— Нет, — сказали старенькие родители.
— Там пили белое вино без закуски, да так, что часто вытаскивались ножи и бритвы, и тогда дело доходило до шрамов. В среднем получалось по два зарезанных в неделю. В один прекрасный день когда папаша Бордье повел себя особенно гнусно похотливо и настойчиво я взяла чемодан положила туда пару шелковых чулок пояс для подвязок гигроскопическую вату и попрощавшись с этими склизкими и загаженными стенами которые меня так часто видели жертвой разных сатиров вылетела из гнезда в сторону других чуть более цивилизованных цивилизаций. Стоит ли говорить что хозяин бистро и слышать ничего не хотел и выставил меня за дверь: он слишком боялся папашу Бордье. Что мне оставалось делать? Один араб, у которого был мотоцикл, сказал мне: «Ти малишка красивий» каковой я скажем без ложной скромности и была и предложил прокатиться с ним в соседний городок; я согласилась. Итак забралась я на его аппарат и в дорогу. Мотоцикл знаете ли это что-то потрясающее.
— Никогда не ездили, — сказали старенькие родители.

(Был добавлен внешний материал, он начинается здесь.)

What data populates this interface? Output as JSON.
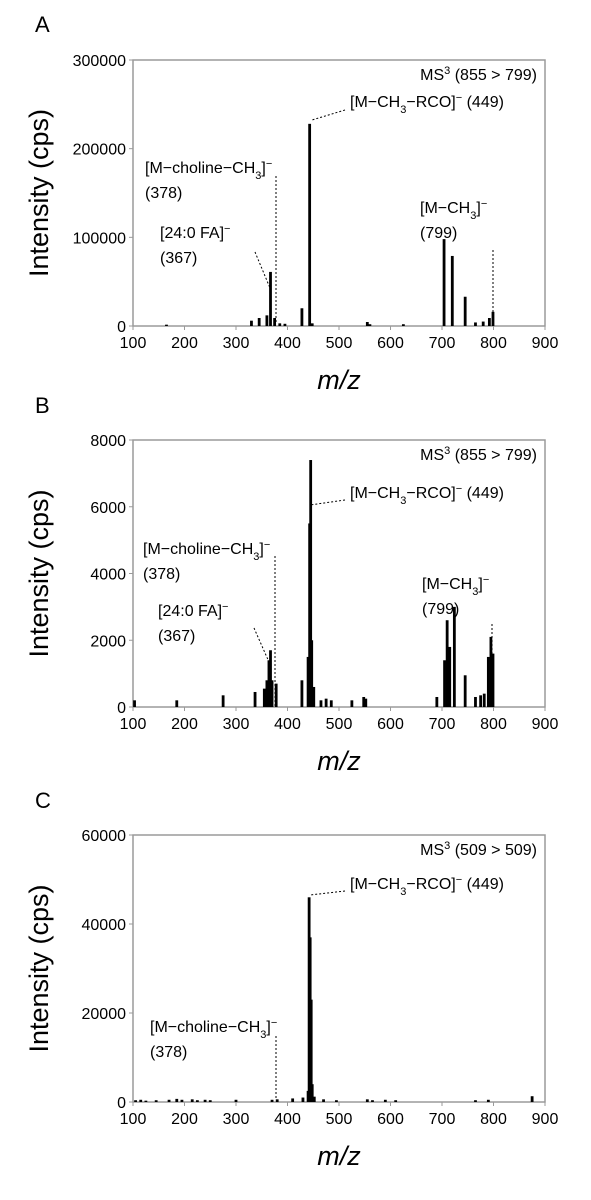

— Наступала ночь, одна за другой зажигались звезды. Мы неслись во весь дух сквозь сумерки по национальной дороге 308 Б. Какая поездка. Какое воспоминание. Этот араб, которого звали Бу Аму бен Тоблер[192], привез меня в маленькую гостиницу, где жил сам, он уже давно туда перебрался из барака, так как деньжат у него было побольше, чем у остальных. «Ти спать в моя комната, — сказал он мне, — а я спать в комната мой друг Бу Адду бен Сюшар». Так оно и произошло. Ну, что вы на это скажете? Если это не истинное джентльменство, то пусть прямо сейчас отрежут причиндалы у папаши Бордье, который и так заслуживает, чтобы ему их отрезали.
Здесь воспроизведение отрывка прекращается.